Montana State News Bureau Chief Holly Michels summarizes the day's news from the Montana Legislative session for April 27, 2021.

The Montana Senate on Monday approved of a Gallatin County district court judge whose confirmation earlier this session appeared uncertain as lawmakers revised the judicial appointment process.

Gallatin County District Court Judge Peter Ohman was confirmed 50-0 by the Senate following a report from the Senate Judiciary Committee to support his appointment.

"I am honored by the unanimous, bipartisan support of the Montana Senate, and look forward to continuing to serve the citizens of Gallatin County as District Court Judge," Ohman said in a statement Monday.

Ohman, like Cascade County District Court Judge Michele Reinhart Levine, was appointed last year by then-Gov. Steve Bullock, a Democrat. The Senate last week rejected Levine's appointment, saying she would be unable to decouple her work on the bench from her past as a Democratic lawmaker.

Ohman had the benefit of not having a partisan background. Instead he's worked as a state attorney in several capacities and as a high-ranking official in the Office of the State Public Defender through a serious overhaul in 2017. 

Gallatin County has also suffered a crushing caseload in recent years, prompting lawmakers this session to fund a new district court judge there. 

Senate Judiciary Chair Keith Regier, a Republican from Kalispell, told the Senate on Monday he was especially impressed with Ohman's leap into the workings of water court and willingness to go out to the creeks and rivers to get to know the issues before him. 

Sen. Diane Sands, a Missoula Democrat, also lauded Ohman for his work to find mental health resources for those who fall into the criminal justice system again and again due to unchecked mental illness. 

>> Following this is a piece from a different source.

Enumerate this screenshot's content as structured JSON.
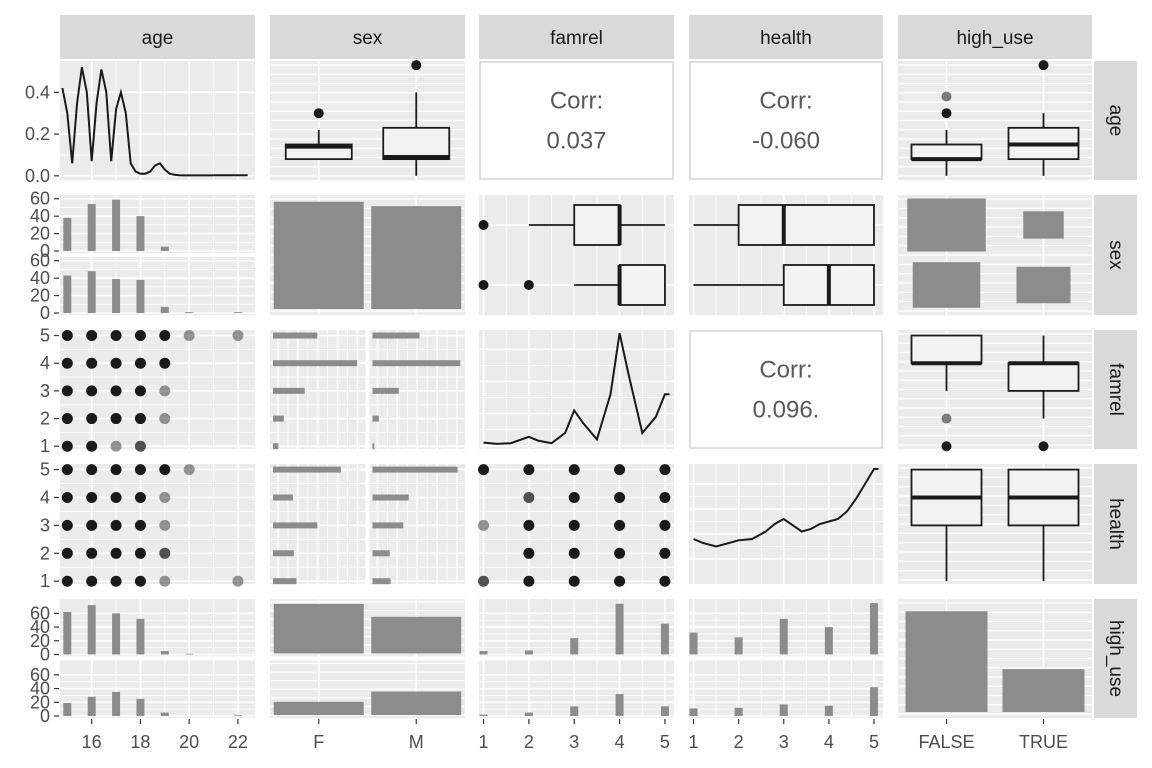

Lewis and Clark County District Court Judge Chris Abbott, the third Bullock-appointed judge of 2020, is still awaiting a committee vote on his own confirmation proceedings. The Senate Judiciary Committee heard testimony from Abbott a month ago supporting his confirmation. 

Republicans this session did away with the Judicial Nomination Commission that forwarded the three judges to Bullock for appointment. Senate Bill 140 abolished the commission and gave the governor power to directly appoint judges after a vacancy on the bench. That law was challenged in March after its signing and has developed into a major dispute between the Republicans in the Legislature and the Supreme Court

The legislature is expected to wrap up by the end of the week.